Why Cat6A specifically? It supports 10 Gbps at full run lengths and provides more headroom for future PoE devices with higher power requirements. Cat5e and Cat6 are acceptable in a pinch; Cat6A is the correct choice for a system designed to last 15+ years.

Lighting Circuits: Design for Scenes from Day One

The way you wire lighting circuits determines what scenes are possible without expensive workarounds later.

  • Group lighting circuits by zone and function, not just by room
    • Example: “Primary bedroom ambient” and “primary bedroom accent” on separate circuits, not combined
  • Separate circuits for under-cabinet lighting, accent lighting, and general illumination
  • Neutral wire at every switch location (essential for smart dimmers — many won’t work without neutral)
  • Verify switch box depth accommodates smart dimmer modules (often deeper than standard)
  • Lutron RadioRA 3 or Caséta can be retrofitted wireless — but a well-planned wired system is more reliable and supports higher loads

Motorized Shades and Blinds

Motorized shades are one of the highest-ROI smart home integrations for coastal Ecuador — they coordinate with climate control to dramatically reduce solar gain.

  • Power outlet (120V) at top of each window opening with shades planned, inside the shade pocket
  • Verify ceiling pocket dimensions accommodate motor housing of selected shade system
  • Control wiring for wired shade systems (some systems use low-voltage control in addition to power)
  • Consider grouping windows on the same solar exposure to single shade control zones

Security and Sensors

  • Power and Cat6A at each exterior camera position (camera height: 8-10 ft for facial capture; avoid backlighting)
  • Motion detector rough-ins in entry hallways, main staircase, and exterior access points
  • Door/window sensor rough-ins on perimeter doors and key windows
  • Doorbell rough-in with Cat6A for IP video doorbell (not just a doorbell wire)
  • Space in rack for NVR (network video recorder) — budget 2U minimum

Audio and Video

  • Speaker wire pulled to ceiling-mounted speaker positions before drywall (14 AWG in-wall rated for passive speakers)
  • HDMI/fiber to each screen position in addition to Cat6A
  • Subwoofer positions noted (in-wall subwoofers need dedicated sealed enclosures built into the wall)
  • Equipment closet adjacent to main home theater location (eliminates long HDMI runs)
  • Conduit to exterior speaker positions for garden/terrace audio

Climate Control

  • Low-voltage control wiring from each HVAC air handler to Control4 relay or dedicated climate controller
  • Thermostat/sensor positions planned away from windows, vents, and heat-generating appliances
  • Occupancy sensor rough-ins in primary living areas and bedrooms

Documentation: The Deliverable That Outlasts Construction

A smart home that isn’t documented degrades.

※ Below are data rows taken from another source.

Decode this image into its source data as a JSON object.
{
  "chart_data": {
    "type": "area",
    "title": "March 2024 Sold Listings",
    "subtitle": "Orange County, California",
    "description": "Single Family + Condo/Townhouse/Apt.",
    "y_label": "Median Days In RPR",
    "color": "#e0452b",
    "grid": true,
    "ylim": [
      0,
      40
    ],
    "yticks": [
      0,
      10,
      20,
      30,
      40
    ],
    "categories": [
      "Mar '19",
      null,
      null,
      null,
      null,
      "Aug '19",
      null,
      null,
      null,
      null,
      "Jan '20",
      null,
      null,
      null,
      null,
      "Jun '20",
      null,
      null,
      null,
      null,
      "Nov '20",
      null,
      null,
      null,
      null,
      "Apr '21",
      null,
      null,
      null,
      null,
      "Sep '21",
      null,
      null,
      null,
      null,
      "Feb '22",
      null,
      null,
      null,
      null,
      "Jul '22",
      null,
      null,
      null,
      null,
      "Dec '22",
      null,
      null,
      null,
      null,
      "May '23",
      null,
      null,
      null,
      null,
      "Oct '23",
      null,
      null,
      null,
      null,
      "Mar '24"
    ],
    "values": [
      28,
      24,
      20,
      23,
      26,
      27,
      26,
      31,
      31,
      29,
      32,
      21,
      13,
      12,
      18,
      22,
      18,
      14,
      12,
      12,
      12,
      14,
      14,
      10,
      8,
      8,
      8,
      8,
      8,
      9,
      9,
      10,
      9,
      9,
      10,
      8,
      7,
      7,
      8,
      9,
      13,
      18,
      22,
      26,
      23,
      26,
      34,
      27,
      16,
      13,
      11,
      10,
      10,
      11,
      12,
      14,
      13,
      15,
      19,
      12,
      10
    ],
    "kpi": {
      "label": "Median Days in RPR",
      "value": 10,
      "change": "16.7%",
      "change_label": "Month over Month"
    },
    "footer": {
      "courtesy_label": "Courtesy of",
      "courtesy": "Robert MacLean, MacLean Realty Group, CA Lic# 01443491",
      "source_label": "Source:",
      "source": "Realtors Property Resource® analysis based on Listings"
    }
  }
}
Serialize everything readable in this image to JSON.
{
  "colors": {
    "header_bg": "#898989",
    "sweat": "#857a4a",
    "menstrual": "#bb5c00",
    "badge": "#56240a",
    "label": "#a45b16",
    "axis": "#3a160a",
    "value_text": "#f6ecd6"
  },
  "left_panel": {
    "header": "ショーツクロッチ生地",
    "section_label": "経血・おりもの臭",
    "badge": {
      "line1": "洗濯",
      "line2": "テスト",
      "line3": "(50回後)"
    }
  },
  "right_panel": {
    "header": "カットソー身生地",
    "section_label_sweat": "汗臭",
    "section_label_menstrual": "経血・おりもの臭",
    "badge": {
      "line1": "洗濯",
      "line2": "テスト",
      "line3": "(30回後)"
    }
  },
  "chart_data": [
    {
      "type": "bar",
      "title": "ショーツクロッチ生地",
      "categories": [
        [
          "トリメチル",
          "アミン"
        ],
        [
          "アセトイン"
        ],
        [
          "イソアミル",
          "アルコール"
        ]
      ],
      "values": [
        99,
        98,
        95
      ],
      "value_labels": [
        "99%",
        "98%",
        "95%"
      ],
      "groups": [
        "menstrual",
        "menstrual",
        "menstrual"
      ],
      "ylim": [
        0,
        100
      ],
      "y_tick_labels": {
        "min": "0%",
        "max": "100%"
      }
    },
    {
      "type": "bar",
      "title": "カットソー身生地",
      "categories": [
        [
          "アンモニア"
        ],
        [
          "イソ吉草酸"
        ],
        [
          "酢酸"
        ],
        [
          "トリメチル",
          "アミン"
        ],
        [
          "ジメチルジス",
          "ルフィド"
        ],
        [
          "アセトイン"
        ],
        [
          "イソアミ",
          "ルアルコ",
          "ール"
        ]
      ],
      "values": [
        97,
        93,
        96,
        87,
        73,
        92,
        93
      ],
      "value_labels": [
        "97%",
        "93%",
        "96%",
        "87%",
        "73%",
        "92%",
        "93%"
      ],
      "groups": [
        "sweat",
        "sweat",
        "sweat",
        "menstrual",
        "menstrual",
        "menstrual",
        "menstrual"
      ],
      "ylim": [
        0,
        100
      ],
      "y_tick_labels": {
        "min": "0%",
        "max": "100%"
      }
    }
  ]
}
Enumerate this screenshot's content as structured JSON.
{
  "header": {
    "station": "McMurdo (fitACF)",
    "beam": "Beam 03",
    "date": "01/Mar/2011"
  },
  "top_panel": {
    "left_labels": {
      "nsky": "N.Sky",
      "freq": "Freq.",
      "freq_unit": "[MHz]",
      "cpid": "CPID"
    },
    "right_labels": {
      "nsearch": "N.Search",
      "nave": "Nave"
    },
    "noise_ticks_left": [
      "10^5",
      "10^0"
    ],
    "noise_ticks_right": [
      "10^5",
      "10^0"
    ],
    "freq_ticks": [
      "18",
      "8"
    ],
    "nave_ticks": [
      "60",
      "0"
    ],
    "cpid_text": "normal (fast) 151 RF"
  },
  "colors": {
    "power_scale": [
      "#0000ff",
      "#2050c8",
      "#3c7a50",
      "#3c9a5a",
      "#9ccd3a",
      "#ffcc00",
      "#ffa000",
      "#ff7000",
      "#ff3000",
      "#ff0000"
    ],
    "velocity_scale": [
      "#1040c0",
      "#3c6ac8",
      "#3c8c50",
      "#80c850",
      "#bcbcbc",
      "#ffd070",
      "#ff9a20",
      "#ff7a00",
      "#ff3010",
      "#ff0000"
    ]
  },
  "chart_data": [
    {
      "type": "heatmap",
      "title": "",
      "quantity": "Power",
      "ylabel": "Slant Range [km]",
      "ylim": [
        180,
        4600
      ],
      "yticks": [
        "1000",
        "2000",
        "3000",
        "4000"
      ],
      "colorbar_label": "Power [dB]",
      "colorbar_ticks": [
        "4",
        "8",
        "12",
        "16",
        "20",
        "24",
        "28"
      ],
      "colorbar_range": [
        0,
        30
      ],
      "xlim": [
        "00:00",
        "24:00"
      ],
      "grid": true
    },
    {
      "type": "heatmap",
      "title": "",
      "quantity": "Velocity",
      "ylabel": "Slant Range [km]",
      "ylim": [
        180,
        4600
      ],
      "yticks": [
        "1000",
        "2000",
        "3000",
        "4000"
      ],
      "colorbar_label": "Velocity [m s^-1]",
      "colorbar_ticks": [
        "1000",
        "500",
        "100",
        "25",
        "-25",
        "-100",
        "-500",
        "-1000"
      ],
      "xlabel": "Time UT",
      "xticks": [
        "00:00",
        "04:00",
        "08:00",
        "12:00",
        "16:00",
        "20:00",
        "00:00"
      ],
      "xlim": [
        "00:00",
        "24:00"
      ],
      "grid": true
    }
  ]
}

Contractors change, memories fade, and undocumented systems are a nightmare to expand or service.

  • As-built conduit photos taken before surfaces are closed
  • Cable labeling at both ends of every run
  • Network topology diagram created at handoff
  • VLANs and IP address assignments documented in a secure manager
  • All credentials stored securely and handed to owner — not just the integrator

The ROI of Getting This Right

The difference in cost between correct low-voltage infrastructure during construction and retrofitting it afterward:

ItemDuring ConstructionRetrofit After Finishes
Cat6A run + termination$25–45$150–300+
Speaker wire pull$15–30$100–250+
Conduit run (per zone)$40–80$300–800+
Access point rough-in$20–40$150–400+

The math is straightforward: a thorough low-voltage infrastructure pass during construction typically costs $3,000–8,000 on a 3,000 sq ft home. Retrofitting even half of those runs after finishes can cost 5-10x more — and still won’t look as clean.